Perang Rusia-Ukraina berdampak kepada Indonesia mulai dari BBM, kenaikan harga bahan makanan hingga hilangnya potensi ekspor. Produsen makanan mengeluhkan harga bahan makanan yang naik, tak hanya itu petani di pelosok daerah terancam merufi karena harga pupuk melambung tinggi.
Pada diskusi LPPI Virtual Seminar #76 : Krisis Geopolitik dan Dampaknya pada Perekonomian Indonesia, Selasa (31/5) Direktur Jenderal Amerika dan Eropa Kementerian Luar Negeri I Gede Ngurah Swajaya mengingatkan perang Rusia-Ukraina bisa membuat masyarakat Indonesia terancam.
“Ada satu hal yang sangat mengancam rakyat Indonesia, khususnya terkait ketahanan pangan, yakni sebagian besar supply untuk produksi pupuk Indonesia berasal dari Belarusia dan Rusia,” katanya.
Berdasarkan data Badan Pusat Statistik (BPS), pupuk adalah tiga komoditas utama yang diimpor Indonesia dari Rusia selain besi dan baja serta bahan bakar mineral. Pada 2021, Indonesia mengimpor pupuk senilai US$ 326,1 juta dari Rusia sementara pada Januari-Februari tahun ini sebesar US$ 95,6 juta.
I Gede Ngurah mengatakan impor pupuk dari Rusia memang masih bisa dilakukan di tengah konflik. Pupuk juga tidak masuk dalam komoditas yang dikenai sanksi. Namun, perang membuat sebagian jalur diblokade sehingga jalur logistik terganggu.
“Secara logistik kemampuan Indonesia untuk mendatangkan pupuk ataupun pangan dari wilayah konflik juga menjadi hambatan yang luar biasa,” tambahnya.
Pada kesempatan lain, Antoni Tampubolon, Praktisi Transportasi, Logistik dan Ekspor Impor mengakui bahwa perang membuat Indonesia terkendala perihal logistik. “Indonesia memang belum bisa 100 persen mandiri, baik dari sisi pangan hingga energi. Kita masih tergantung barang import. Lalu apakah bisa mengurangi ketergantungan dari import tersebut? Jawaban ini bisa menjadi strategi dalam hal logistik,” katanya.
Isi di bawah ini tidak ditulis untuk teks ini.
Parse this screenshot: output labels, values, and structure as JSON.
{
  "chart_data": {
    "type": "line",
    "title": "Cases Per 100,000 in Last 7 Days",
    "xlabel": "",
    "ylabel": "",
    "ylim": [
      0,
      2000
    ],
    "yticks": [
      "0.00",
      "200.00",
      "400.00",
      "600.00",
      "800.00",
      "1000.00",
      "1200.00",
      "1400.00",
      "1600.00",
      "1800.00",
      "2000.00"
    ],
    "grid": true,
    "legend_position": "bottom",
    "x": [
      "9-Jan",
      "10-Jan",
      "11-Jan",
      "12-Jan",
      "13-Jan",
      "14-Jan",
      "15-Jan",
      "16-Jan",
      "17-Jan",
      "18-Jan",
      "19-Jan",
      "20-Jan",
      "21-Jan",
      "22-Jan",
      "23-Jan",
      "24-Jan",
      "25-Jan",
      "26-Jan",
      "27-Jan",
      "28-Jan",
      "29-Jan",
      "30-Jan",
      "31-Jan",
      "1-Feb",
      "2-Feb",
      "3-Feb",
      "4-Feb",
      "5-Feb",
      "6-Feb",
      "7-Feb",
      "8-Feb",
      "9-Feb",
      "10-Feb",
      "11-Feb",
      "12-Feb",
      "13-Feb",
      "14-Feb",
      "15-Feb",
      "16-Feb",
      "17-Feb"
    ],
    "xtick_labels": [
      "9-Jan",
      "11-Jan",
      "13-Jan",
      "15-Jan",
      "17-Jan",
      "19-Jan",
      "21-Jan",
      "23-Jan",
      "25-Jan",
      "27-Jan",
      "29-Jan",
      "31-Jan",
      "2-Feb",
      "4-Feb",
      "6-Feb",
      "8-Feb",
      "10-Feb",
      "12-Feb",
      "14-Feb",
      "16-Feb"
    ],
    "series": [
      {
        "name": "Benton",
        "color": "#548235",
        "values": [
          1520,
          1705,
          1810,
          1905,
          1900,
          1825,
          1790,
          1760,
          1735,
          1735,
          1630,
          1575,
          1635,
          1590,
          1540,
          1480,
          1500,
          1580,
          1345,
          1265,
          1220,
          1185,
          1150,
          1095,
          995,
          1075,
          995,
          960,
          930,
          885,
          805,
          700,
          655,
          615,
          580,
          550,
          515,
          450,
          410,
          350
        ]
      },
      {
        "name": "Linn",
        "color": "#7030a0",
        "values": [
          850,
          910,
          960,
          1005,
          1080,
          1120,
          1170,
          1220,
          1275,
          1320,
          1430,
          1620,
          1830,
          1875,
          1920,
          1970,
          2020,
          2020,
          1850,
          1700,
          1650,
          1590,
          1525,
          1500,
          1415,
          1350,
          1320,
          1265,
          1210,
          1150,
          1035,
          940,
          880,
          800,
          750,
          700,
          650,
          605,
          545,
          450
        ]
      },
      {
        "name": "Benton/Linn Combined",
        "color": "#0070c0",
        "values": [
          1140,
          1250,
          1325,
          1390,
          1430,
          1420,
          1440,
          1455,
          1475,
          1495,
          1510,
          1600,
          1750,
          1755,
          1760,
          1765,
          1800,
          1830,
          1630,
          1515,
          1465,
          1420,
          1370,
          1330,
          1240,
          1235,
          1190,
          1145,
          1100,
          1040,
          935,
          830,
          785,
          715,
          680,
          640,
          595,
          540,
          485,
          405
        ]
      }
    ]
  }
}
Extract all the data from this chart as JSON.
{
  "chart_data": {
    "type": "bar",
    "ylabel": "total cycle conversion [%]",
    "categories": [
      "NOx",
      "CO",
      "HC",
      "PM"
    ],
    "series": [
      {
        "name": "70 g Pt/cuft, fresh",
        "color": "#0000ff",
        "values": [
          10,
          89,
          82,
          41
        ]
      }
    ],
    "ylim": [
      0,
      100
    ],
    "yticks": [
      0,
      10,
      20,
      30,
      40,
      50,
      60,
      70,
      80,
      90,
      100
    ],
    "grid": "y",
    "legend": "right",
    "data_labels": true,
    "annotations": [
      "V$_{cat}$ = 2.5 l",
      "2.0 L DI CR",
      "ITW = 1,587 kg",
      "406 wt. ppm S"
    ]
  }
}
“Pada prinsipnya kita punya sumber daya yang cukup untuk memenuhi semua kebutuhan, namun belum di eksplorasi lebih jauh. Penggunaan pangan masih ada yang import dari beberapa negara, misalna biji gandum dari Ukraina. Kita perlu melakukan pemetaan dulu mana saja, apa saja yang kira-kira bisa kita produksi dengan optimal dan efisien, dan mana yang tidak sesuai dengan kondisi negara kita. Jadi tidak ujug-ujug karena perang memberikan respon karena kita langsung memberikan satu kebijakan tegas . Jadi kita harus pahm dulu siapa kita,” pesan Antoni.
“Pemetaan terhadap segala kebutuhan, baik pangan hingga energi dan lainnya secara realtime. Bukan berdasarkan asumsi saja. Jadi harus memiliki database dulu terkait kebutuhan dari industri dan masyarakat. Ini harus jelas semua, baru dilakukan kajian analisa. Ini memang pekerjaan berat. Tapi saat ini sudah bisa dengan sistem yang marak dikembangkan,” lanjut Antoni.
“Kita sudah memiliki itu, dengan sistem logistik nasional yang dikembangkan berbasis data realtime. Kita benahi Sislognas ini menjadi lebih efisien. Kalau perlu ditingkatkan tidak hanya sebatas sistem saja. Tetapi menjadi regulasi supaya kuat penerapannya, misal peraturan pemerintah atau undang-undang. Jadi semua komoditi didata dari desa, kecamatan, hingga kota lalu dipelajari supply chain dan simpulnya baru dibuat pemetaan melalui sistem logistik nasional untuk bisa memenuhi kebutuhan secara efisien,” pungkas Antoni.